Buna ek olarak, müzik eğitiminin mekânsal akıl yürütme, matematik veya dilbilim gibi diğer alanlarda olumlu bir etkiye sahip olduğunu gösteren sağlam bir temel vardır (Amodeo, 2014).

Diğer türlerde benzer

Son olarak, belugas ve birçok kuş gibi hayvanların benzer evrimsel süreçleri takip ettikleri belirtilmelidir. Her ne kadar birçok kuşta (ve bazı deniz memelilerinde) şarkı söylemenin ana işlevi, devletleri iletişim kurmak veya diğer hayvanları etkilemeye çalışmak olsa da (örneğin, şarkı yoluyla ya da bölgeyi işaretlemek için), bazen sadece şarkı söylerler. eğlenmek için. Buna ek olarak, bazı kuşlar estetik bir anlam taşırlar ve müzikal olarak analiz edilen, belli kurallara uyan besteler yapmaya çalışırlar. .

sonuçlar

Sonuç olarak, müziğin hayatın kendisi kadar doğal bir şey olduğu göz önüne alındığında, mevcut eğitim sisteminde ne yazık ki kilo kaybetmiş olmasına rağmen, bunun bilgisi çocukluktan özendirilmelidir. Duygularımızı harekete geçirir, bizi rahatlatır, bizi titrettirir ve bizi bir tür olarak birleştirir, böylece onu sahip olduğumuz en büyük miras olarak etiketleyenler gerçeklerden uzak değildir.

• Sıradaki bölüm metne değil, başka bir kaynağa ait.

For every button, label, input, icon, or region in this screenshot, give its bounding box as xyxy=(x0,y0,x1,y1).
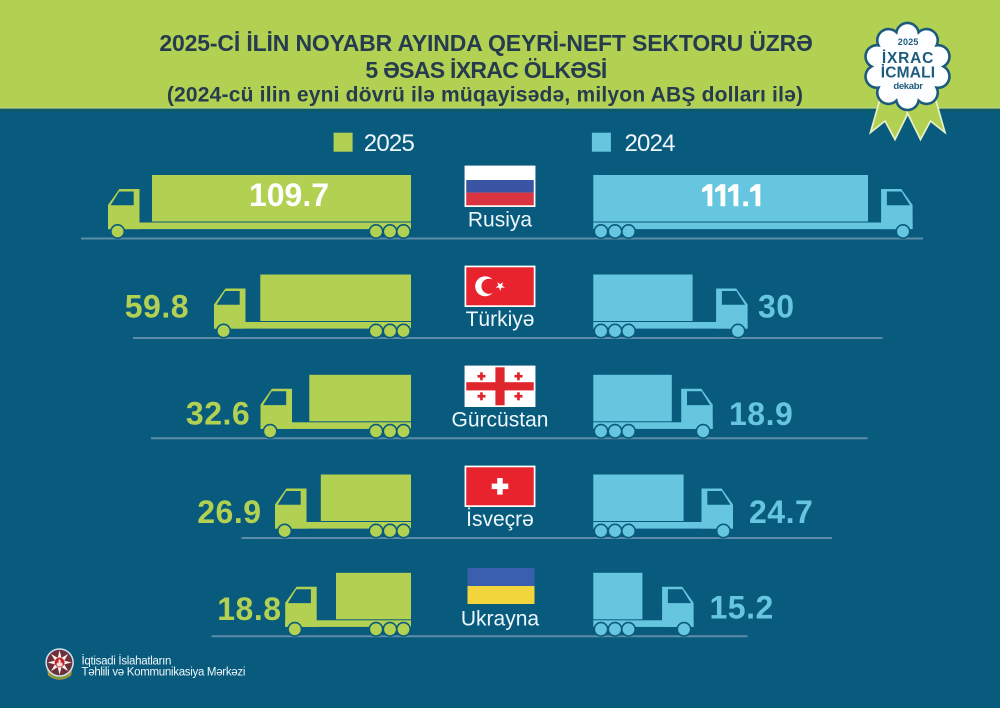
svg-text:30: 30 xyxy=(758,289,795,325)
svg-text:109.7: 109.7 xyxy=(249,177,329,213)
svg-text:Təhlili və Kommunikasiya Mərkə: Təhlili və Kommunikasiya Mərkəzi xyxy=(82,667,246,679)
svg-text:Ukrayna: Ukrayna xyxy=(461,608,540,631)
svg-text:59.8: 59.8 xyxy=(125,289,189,325)
svg-text:32.6: 32.6 xyxy=(186,396,250,432)
svg-text:15.2: 15.2 xyxy=(710,590,774,626)
svg-text:26.9: 26.9 xyxy=(197,494,261,530)
svg-text:dekabr: dekabr xyxy=(893,81,923,92)
svg-text:İCMALI: İCMALI xyxy=(881,65,936,82)
svg-text:Türkiyə: Türkiyə xyxy=(466,308,535,331)
svg-text:18.8: 18.8 xyxy=(217,591,281,627)
svg-text:Gürcüstan: Gürcüstan xyxy=(452,408,549,431)
svg-text:(2024-cü ilin eyni dövrü ilə m: (2024-cü ilin eyni dövrü ilə müqayisədə,… xyxy=(167,84,803,107)
svg-text:İsveçrə: İsveçrə xyxy=(466,508,534,531)
svg-text:İXRAC: İXRAC xyxy=(882,50,934,67)
svg-text:İqtisadi İslahatların: İqtisadi İslahatların xyxy=(82,654,172,667)
svg-text:Rusiya: Rusiya xyxy=(468,209,533,232)
svg-text:18.9: 18.9 xyxy=(729,396,793,432)
svg-text:2024: 2024 xyxy=(625,130,676,157)
svg-text:24.7: 24.7 xyxy=(749,494,813,530)
svg-text:2025-Cİ İLİN NOYABR AYINDA QEY: 2025-Cİ İLİN NOYABR AYINDA QEYRİ-NEFT SE… xyxy=(159,30,812,56)
svg-text:2025: 2025 xyxy=(898,37,919,47)
svg-text:5 ƏSAS İXRAC ÖLKƏSİ: 5 ƏSAS İXRAC ÖLKƏSİ xyxy=(365,57,606,83)
svg-text:2025: 2025 xyxy=(364,130,415,157)
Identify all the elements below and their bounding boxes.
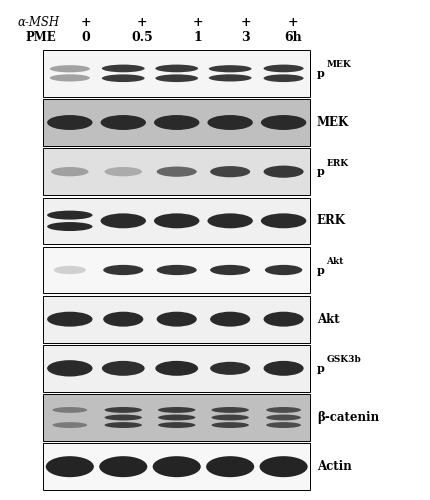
Text: 0: 0 [82, 31, 90, 44]
Ellipse shape [101, 361, 144, 376]
Ellipse shape [211, 407, 248, 413]
Ellipse shape [157, 312, 196, 326]
Text: p: p [316, 264, 324, 276]
Text: p: p [316, 363, 324, 374]
Ellipse shape [263, 64, 303, 72]
Ellipse shape [104, 407, 141, 413]
Ellipse shape [101, 74, 144, 82]
Ellipse shape [103, 265, 143, 275]
Ellipse shape [100, 214, 146, 228]
Text: β-catenin: β-catenin [316, 411, 378, 424]
Ellipse shape [47, 312, 92, 326]
Text: +: + [137, 16, 147, 29]
Text: +: + [81, 16, 91, 29]
Text: ERK: ERK [326, 158, 347, 168]
Ellipse shape [47, 222, 92, 231]
Ellipse shape [210, 312, 250, 326]
Bar [43, 246, 310, 294]
Text: Actin: Actin [316, 460, 351, 473]
Ellipse shape [54, 266, 86, 274]
Ellipse shape [210, 166, 250, 177]
Text: 0.5: 0.5 [131, 31, 153, 44]
Bar [43, 345, 310, 392]
Ellipse shape [155, 64, 198, 72]
Ellipse shape [154, 115, 199, 130]
Ellipse shape [211, 422, 248, 428]
Ellipse shape [47, 210, 92, 220]
Ellipse shape [155, 361, 198, 376]
Text: p: p [316, 68, 324, 79]
Ellipse shape [158, 407, 195, 413]
Ellipse shape [51, 167, 88, 176]
Ellipse shape [263, 361, 303, 376]
Text: Akt: Akt [326, 257, 343, 266]
Bar [43, 394, 310, 441]
Ellipse shape [210, 265, 250, 275]
Text: 1: 1 [194, 31, 202, 44]
Ellipse shape [52, 407, 87, 413]
Bar [43, 99, 310, 146]
Ellipse shape [206, 456, 254, 477]
Bar [43, 296, 310, 343]
Text: Akt: Akt [316, 312, 338, 326]
Ellipse shape [49, 74, 89, 82]
Ellipse shape [208, 74, 251, 82]
Ellipse shape [158, 414, 195, 420]
Ellipse shape [266, 414, 300, 420]
Ellipse shape [47, 360, 92, 376]
Ellipse shape [157, 166, 196, 177]
Ellipse shape [210, 362, 250, 375]
Ellipse shape [99, 456, 147, 477]
Ellipse shape [154, 214, 199, 228]
Ellipse shape [260, 115, 306, 130]
Text: 6h: 6h [283, 31, 301, 44]
Text: α-MSH: α-MSH [17, 16, 59, 29]
Text: +: + [287, 16, 298, 29]
Ellipse shape [264, 265, 301, 275]
Text: GSK3b: GSK3b [326, 356, 360, 364]
Bar [43, 444, 310, 490]
Ellipse shape [100, 115, 146, 130]
Ellipse shape [263, 74, 303, 82]
Ellipse shape [208, 65, 251, 72]
Ellipse shape [103, 312, 143, 326]
Ellipse shape [157, 265, 196, 275]
Ellipse shape [155, 74, 198, 82]
Text: p: p [316, 166, 324, 177]
Ellipse shape [152, 456, 200, 477]
Ellipse shape [104, 422, 141, 428]
Text: MEK: MEK [316, 116, 348, 129]
Ellipse shape [263, 312, 303, 326]
Ellipse shape [52, 422, 87, 428]
Bar [43, 198, 310, 244]
Ellipse shape [158, 422, 195, 428]
Ellipse shape [207, 214, 252, 228]
Text: +: + [193, 16, 203, 29]
Ellipse shape [46, 456, 94, 477]
Ellipse shape [266, 422, 300, 428]
Ellipse shape [104, 167, 141, 176]
Text: ERK: ERK [316, 214, 345, 228]
Text: PME: PME [26, 31, 56, 44]
Bar [43, 148, 310, 195]
Ellipse shape [263, 166, 303, 177]
Text: 3: 3 [241, 31, 249, 44]
Ellipse shape [259, 456, 307, 477]
Ellipse shape [211, 414, 248, 420]
Text: +: + [240, 16, 250, 29]
Text: MEK: MEK [326, 60, 350, 70]
Bar [43, 50, 310, 96]
Ellipse shape [101, 64, 144, 72]
Ellipse shape [207, 115, 252, 130]
Ellipse shape [47, 115, 92, 130]
Ellipse shape [49, 65, 89, 72]
Ellipse shape [104, 414, 141, 420]
Ellipse shape [266, 407, 300, 413]
Ellipse shape [260, 214, 306, 228]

Bibliyografik referanslar:

  • Amodeo, M.R. (2014). İnsanın İstikrarlı Bir Özelliği Olarak Müziğin Kökeni. Arjantin Davranış Bilimleri Dergisi, 6 (1), 49-59.
  • Cross, I. (2010). Kültür ve evrimde müzik. Epistemus, 1 (1), 9-19.
  • Fritz, T., Jentschke, S., Gosselin, N., Sammler, D., Peretz, I., Turner, R., Friederici, A. & Koelsch, S. (2009). Müzikteki üç temel duygunun evrensel olarak tanınması. Mevcut biyoloji, 19 (7), 573-576.
  • Mithen, S.J. (2005). Şarkı söyleyen Neandertaller: Müzik, dil, zihin ve bedenin kökeni. Cambridge: Harvard University Press.

Müzik Bizi Nasıl Etkiler? (Nisan 2024).